We will focus more on Oberland’s dedication to supporting efforts in other UNSDGs in a future post, but for now, let’s delve into how Oberland is working towards becoming a zero-waste producer of insect protein, live feed, and frass, and how we are investing in our community and our planet.
Currently Oberland is operating out of its pilot facility; a 7500 sq ft warehouse that has the entire BSFL lifecycle churning away inside. Authorized to receive organic wastes by Nova Scotia Environment, Oberland is processing ~2 tonnes of pre-consumer organics per week. And we are scaling! Oberland has broken ground on its new 100,000 sq ft facility in the Ragged Lake industrial park. In this facility Oberland will channel over 12,000 tonnes of Atlantic Canada’s pre-consumer organic wastes and by-products per year. Wanger explained, “Once at our facility, we sustainably transform this waste into a nutritious insect feed to raise BSFL.”
Why BSFL, you may ask. “Well, insects, the black soldier fly in particular, are incredibly efficient in converting feed - in this case, an extensive variety of organic material - into biomass,” continued Wanger. “Our cycle raises the black soldier fly from egg, to larvae, to pupae, to adult black soldier flies ready to mate, beginning the cycle again.” Along the lifecycle of the BSFL, most of the larvae are harvested and become a highly nutritious protein product. Another product that Oberland siphons off is frass. Simply put, frass is the solid excrement of insect larvae - its poop!

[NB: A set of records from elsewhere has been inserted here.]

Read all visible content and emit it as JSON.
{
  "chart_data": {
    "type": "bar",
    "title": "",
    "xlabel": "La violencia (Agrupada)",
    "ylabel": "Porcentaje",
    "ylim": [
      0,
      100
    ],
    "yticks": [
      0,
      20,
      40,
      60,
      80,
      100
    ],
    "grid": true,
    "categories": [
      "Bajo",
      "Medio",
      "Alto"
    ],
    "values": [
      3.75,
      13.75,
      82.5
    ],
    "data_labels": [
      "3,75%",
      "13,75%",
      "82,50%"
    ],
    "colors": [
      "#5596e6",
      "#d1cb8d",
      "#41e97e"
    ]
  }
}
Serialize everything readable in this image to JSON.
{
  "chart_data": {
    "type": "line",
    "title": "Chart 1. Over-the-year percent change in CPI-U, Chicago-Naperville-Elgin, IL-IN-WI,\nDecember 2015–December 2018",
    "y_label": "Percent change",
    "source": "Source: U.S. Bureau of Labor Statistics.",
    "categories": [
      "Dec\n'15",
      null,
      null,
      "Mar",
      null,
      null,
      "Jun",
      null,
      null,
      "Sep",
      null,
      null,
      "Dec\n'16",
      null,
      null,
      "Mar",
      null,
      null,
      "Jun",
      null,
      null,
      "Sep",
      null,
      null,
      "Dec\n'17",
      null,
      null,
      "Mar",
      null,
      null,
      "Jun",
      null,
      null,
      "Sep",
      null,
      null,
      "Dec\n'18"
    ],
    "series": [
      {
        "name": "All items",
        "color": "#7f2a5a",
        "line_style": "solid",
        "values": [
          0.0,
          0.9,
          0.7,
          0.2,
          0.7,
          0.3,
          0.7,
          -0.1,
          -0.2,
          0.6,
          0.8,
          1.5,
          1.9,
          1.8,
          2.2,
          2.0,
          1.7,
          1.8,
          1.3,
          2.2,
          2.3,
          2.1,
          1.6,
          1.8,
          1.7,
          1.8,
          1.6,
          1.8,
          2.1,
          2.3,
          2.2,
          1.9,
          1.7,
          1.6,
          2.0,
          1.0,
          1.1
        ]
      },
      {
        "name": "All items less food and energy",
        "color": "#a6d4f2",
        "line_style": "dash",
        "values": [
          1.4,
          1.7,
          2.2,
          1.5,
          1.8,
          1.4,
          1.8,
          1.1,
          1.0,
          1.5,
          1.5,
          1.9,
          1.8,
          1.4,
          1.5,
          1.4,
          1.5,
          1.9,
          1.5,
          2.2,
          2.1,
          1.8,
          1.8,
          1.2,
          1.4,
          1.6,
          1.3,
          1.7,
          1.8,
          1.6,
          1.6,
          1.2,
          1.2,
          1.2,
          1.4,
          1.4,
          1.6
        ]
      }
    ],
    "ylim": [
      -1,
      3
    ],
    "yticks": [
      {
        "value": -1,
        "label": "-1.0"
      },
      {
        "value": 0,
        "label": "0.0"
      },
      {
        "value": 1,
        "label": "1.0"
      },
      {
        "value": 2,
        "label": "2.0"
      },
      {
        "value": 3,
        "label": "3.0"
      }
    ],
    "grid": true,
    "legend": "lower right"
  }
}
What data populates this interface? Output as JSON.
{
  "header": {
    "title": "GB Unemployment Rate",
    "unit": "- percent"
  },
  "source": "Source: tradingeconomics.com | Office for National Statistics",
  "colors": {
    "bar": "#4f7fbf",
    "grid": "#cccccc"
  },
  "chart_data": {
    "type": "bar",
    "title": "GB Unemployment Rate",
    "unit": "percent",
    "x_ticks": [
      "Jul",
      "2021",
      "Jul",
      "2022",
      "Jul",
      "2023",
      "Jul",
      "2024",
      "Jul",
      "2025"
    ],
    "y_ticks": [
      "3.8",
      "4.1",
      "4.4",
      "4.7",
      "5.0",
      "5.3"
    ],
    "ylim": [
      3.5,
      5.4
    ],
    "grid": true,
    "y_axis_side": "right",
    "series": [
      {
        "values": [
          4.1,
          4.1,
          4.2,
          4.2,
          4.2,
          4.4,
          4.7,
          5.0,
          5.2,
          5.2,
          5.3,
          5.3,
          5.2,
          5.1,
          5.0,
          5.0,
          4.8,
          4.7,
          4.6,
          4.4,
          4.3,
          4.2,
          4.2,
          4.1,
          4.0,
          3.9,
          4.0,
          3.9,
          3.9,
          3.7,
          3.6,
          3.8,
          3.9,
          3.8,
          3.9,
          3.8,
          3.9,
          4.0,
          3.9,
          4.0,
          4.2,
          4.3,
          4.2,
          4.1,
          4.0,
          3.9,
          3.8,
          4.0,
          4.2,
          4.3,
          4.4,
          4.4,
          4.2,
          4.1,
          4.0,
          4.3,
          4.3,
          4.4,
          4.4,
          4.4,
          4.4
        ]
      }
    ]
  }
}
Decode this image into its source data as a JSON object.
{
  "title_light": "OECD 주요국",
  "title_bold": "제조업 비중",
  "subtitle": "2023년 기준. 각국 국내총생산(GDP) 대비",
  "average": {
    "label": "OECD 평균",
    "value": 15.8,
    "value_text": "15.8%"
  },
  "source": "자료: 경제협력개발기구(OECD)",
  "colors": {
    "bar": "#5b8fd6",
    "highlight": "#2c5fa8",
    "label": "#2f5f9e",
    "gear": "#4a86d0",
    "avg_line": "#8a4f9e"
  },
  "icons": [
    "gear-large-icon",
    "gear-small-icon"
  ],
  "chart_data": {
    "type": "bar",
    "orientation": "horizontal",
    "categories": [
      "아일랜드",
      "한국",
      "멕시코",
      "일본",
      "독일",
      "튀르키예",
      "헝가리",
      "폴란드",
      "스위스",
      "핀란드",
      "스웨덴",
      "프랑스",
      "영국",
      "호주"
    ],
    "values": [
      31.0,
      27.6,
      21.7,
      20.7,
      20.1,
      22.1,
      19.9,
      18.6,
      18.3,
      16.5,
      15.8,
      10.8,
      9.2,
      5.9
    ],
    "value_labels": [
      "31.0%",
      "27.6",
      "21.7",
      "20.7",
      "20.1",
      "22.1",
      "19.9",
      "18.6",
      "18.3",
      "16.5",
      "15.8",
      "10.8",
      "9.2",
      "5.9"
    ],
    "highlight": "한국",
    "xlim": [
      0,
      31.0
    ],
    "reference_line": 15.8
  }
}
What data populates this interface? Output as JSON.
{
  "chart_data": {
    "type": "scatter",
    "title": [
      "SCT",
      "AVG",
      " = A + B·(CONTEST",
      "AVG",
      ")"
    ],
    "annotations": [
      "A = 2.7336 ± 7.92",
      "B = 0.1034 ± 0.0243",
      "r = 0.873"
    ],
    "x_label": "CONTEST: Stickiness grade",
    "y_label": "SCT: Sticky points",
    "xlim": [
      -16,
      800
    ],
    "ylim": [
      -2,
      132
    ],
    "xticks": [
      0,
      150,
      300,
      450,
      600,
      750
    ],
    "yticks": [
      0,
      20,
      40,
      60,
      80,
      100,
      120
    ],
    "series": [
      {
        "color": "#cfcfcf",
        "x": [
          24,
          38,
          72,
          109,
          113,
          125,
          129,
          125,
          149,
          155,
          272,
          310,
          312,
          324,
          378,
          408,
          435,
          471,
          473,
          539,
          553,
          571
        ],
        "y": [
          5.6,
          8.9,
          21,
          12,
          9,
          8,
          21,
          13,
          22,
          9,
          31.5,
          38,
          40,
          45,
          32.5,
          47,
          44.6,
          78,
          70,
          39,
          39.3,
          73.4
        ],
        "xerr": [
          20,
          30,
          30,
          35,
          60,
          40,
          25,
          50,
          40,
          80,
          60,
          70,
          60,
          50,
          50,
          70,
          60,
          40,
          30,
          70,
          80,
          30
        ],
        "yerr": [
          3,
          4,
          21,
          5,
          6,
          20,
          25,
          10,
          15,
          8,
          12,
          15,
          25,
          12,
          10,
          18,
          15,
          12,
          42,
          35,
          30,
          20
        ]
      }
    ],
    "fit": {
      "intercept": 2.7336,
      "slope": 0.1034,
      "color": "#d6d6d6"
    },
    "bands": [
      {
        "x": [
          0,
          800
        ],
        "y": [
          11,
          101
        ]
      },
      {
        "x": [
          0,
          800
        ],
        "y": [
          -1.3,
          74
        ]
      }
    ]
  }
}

Here comes the science bit, reader! Nutrients, water, and light are the basic ingredients for crops and plants to grow. As the world’s population continues to grow, water and soil resources are under pressure to perform. Common synthetic fertilizers can reintroduce nitrate levels into the soil, however the leaching of nitrate into waterways and aquatic ecosystems can contaminate and pollute groundwater. “Nitrogen and phosphorus fertilizers are essential to raising healthy crops, however, only a fraction of conventional fertilizers are plant-available and end up being wasted into the environment or water supply,” added Dave Kilgour, Oberland’s new Director of Business Development - Agriculture.
BSFL frass has the potential to catch phosphorus and nitrogen being lost in food waste, for reuse as a fertilizer, reducing the need for chemical or synthetic fertilizers. Did you know that about 1.4% of global CO2 production and 1% of global energy is used to artificially fix nitrogen for fertilizer production? “Oberland’s naturally derived BSFL Frass is a great source of essential nutrients to give your plants, gardens, and crops an extra boost and foster improved soil health,” said Kilgour.
Earth Day 2022’s theme is Invest In Our Planet. This planet is the only home we have, we have the opportunity to do better everyday. Join Oberland in our commitment to make the world a little better tomorrow than it was yesterday.